In the first human trial with AAV9 carried out last year, 15 babies with a severe form of spinal muscular atrophy, a neurodegenerative disease that typically kills by age 2, received an infusion of the viruses carrying a missing gene called SMN. Most of the babies can now sit up, and two are walking.

But in the present study, three young rhesus macaque monkeys that received a high-dose intravenous infusion of a similar AAV9 carrying SMN developed signs of liver toxicity, and one had to be euthanized. Three piglets given the same treatment had motor neuron damage, could no longer walk, and were also euthanized. These reactions don’t seem to involve an immune response to the AAV9’s protein shell or the gene it’s carrying, unlike side effects seen in previous AAV studies, Wilson’s group reported.

It is presently unclear whether liver damage is the primary insult leading to the coagulopathy, or if the coagulopathy is a manifestation of systemic toxicity that results in secondary liver damage,” Dr. Wilson and colleagues observed. “Our current hypothesis is that high systemic doses of AAV vectors lead to two independent insults to the host: Direct damage to the hepatocyte, and activation of systemic inflammation and an associated coagulopathy.

High-Dose AAV Vector Gene Therapy May Not be As Safe
Dr. James Wilson [University of Pennsylvania]
The study marks the second time in recent weeks that Dr. Wilson has expressed concerns about the potential effects of high AAV dosing. Earlier this month, Dr. Wilson resigned from the Scientific Advisory Board of Solid Biosciences, “citing emerging concerns about the possible risks of high systemic dosing of AAV [adeno-associated virus],” according to amendments to its registration filing submitted January 16, and again on January 24 and January 26.

Dr.

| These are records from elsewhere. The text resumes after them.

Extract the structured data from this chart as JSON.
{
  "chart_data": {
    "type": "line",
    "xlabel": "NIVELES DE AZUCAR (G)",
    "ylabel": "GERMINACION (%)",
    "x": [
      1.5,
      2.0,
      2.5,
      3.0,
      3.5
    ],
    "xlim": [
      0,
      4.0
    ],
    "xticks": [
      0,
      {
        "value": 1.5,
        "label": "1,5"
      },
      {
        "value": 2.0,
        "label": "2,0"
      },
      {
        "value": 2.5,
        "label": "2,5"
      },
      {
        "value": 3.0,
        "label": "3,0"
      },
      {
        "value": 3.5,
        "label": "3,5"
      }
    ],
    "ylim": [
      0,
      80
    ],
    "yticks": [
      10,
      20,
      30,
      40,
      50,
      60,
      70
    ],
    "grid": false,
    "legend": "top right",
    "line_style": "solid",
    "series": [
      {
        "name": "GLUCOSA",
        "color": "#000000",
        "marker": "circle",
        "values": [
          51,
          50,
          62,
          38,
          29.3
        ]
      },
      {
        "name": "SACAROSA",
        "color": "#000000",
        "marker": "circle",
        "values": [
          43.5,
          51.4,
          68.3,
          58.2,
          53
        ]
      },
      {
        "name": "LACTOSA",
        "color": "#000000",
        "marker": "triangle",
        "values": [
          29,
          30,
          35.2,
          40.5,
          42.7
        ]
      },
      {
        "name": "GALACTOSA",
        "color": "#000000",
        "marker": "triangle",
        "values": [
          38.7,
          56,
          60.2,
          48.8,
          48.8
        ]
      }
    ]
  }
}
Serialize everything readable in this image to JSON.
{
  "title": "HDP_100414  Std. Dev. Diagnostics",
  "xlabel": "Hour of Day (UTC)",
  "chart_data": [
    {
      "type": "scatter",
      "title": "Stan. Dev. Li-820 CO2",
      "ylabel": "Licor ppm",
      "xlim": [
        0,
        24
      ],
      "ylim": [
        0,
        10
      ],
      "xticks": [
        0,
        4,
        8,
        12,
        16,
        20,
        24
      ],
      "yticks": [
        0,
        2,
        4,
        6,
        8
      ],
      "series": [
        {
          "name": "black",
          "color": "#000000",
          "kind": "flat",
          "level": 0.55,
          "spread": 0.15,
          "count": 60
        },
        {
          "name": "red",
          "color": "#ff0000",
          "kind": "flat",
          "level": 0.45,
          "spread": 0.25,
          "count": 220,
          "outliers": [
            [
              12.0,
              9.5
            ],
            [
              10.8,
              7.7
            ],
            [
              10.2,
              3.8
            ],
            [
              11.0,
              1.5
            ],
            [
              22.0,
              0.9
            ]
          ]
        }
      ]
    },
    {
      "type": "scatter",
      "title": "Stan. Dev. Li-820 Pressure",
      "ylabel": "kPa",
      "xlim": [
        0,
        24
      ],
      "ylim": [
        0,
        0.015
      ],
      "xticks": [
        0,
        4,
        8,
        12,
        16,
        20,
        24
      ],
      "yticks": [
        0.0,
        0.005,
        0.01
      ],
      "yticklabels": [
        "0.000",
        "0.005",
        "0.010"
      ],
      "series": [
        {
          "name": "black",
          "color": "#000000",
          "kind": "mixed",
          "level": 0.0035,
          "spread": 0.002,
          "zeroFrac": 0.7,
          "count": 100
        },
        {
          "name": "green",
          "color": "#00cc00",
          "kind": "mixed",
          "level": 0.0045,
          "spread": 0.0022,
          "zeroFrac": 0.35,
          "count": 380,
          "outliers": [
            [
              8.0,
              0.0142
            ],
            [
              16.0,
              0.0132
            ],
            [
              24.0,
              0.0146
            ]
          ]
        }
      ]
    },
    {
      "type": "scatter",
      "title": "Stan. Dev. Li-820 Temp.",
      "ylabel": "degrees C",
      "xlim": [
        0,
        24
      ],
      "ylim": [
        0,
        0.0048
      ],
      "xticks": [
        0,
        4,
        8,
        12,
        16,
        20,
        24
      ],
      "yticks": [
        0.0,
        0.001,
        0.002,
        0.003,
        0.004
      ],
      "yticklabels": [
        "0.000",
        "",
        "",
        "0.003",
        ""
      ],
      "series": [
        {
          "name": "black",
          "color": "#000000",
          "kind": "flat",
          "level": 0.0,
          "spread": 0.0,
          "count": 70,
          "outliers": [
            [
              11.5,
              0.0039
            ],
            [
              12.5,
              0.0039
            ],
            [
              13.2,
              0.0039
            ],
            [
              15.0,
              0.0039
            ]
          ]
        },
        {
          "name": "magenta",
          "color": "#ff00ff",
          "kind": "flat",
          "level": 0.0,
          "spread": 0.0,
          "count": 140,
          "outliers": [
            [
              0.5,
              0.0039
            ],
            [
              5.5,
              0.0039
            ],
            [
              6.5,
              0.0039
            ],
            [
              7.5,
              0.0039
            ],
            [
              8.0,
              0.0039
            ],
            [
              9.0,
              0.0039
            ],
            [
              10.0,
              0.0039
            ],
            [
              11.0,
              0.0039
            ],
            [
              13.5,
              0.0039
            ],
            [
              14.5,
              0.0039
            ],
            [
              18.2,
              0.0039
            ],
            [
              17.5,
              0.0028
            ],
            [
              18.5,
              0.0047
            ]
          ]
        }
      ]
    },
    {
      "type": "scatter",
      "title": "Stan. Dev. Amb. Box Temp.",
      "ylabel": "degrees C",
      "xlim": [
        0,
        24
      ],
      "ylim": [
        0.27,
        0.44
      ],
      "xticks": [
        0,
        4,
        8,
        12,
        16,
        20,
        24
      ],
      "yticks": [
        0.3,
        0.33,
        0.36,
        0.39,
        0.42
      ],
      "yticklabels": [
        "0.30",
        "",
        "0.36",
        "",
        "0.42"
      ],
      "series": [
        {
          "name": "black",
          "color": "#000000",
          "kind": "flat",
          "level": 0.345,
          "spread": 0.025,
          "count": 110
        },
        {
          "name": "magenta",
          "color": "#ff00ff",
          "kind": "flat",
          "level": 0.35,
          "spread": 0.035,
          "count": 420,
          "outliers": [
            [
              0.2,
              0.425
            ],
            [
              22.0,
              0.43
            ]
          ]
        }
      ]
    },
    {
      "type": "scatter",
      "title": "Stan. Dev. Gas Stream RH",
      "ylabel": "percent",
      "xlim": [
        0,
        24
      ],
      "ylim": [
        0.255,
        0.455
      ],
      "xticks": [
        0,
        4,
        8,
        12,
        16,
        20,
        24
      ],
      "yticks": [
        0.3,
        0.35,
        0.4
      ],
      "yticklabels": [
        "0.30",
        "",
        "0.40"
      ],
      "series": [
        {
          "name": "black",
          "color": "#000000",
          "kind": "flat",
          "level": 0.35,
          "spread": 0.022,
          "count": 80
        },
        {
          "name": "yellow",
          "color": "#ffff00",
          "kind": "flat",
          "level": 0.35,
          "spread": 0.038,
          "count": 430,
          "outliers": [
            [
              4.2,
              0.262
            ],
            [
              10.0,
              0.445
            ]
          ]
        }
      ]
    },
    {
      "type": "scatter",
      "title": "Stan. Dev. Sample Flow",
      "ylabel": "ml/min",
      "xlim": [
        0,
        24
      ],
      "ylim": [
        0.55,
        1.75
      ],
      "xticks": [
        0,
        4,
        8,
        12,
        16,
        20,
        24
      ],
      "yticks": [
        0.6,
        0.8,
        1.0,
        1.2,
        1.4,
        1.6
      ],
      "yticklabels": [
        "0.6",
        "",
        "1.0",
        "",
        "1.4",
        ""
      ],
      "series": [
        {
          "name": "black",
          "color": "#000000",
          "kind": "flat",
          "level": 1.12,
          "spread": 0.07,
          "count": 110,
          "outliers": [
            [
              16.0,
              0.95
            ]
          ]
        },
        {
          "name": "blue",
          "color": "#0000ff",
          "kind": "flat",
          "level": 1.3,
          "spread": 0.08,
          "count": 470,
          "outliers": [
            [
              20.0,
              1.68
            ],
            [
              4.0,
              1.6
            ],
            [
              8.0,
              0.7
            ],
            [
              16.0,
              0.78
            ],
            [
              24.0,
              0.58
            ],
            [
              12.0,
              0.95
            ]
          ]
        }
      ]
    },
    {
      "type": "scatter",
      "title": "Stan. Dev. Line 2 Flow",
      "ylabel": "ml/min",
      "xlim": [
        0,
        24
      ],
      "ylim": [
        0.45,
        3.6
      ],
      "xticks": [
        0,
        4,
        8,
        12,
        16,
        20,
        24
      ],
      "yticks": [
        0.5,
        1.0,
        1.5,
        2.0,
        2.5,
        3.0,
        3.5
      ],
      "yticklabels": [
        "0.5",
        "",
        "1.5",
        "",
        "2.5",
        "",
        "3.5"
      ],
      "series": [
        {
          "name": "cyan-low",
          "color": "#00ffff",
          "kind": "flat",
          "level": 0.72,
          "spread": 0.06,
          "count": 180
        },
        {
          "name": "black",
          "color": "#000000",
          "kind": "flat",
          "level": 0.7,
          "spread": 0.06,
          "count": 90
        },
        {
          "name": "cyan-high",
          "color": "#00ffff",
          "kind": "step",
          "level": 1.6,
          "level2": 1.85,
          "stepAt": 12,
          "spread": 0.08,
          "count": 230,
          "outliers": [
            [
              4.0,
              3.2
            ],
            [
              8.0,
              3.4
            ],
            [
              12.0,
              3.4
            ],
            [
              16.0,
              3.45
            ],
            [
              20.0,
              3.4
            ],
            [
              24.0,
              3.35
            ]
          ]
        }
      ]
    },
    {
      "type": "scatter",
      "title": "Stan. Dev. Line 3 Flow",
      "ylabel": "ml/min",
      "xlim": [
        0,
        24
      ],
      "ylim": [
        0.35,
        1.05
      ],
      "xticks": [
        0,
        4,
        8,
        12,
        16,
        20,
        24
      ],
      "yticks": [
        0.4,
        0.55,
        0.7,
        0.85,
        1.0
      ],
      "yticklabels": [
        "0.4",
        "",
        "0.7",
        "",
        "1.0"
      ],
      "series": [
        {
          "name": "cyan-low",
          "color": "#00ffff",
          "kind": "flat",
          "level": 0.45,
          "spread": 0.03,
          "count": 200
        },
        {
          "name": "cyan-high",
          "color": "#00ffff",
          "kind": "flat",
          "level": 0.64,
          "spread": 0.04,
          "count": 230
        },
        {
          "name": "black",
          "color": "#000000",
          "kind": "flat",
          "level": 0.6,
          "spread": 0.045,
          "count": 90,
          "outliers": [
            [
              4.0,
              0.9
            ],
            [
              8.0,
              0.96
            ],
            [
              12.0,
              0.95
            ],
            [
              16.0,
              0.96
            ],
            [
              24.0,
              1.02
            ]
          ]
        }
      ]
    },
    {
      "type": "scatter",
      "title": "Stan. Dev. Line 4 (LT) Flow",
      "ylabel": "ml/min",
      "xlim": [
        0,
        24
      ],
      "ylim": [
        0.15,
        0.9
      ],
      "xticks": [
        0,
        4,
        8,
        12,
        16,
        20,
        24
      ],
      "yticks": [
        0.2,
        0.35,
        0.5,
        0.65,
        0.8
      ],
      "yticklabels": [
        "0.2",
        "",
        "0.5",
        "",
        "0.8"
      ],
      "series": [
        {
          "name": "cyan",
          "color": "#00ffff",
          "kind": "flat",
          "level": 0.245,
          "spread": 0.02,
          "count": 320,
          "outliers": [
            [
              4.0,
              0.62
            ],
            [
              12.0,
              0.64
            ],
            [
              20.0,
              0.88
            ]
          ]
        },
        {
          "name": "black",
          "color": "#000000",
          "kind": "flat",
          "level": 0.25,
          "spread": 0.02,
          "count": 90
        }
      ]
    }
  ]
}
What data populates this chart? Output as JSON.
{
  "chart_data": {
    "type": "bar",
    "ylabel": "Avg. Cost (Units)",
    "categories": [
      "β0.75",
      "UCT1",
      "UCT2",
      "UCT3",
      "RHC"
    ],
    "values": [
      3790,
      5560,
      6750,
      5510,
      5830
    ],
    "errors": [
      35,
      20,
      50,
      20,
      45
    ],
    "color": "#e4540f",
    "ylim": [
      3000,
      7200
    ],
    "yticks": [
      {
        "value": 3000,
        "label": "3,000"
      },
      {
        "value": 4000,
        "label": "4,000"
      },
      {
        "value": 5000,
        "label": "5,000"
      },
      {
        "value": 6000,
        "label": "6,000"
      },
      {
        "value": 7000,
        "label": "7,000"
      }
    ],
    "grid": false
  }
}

Wilson and colleagues acknowledged the need for further research, noting that: “Additional work will be required to understand the mechanism(s) of the systemic and sensory neuron toxicities observed in our animal studies, and the relevance of each to human trials.

Wilson also does not want to “derail anything at this point.” He agrees that the new experiments differed in significant ways from previous studies of AAV9 safety. Moreover, because labs and vector production facilities use different methods to measure the AAV9 dose, it’s difficult to compare doses across studies. “I just hope this is useful information” that will inform researchers developing new gene therapies,” Wilson says.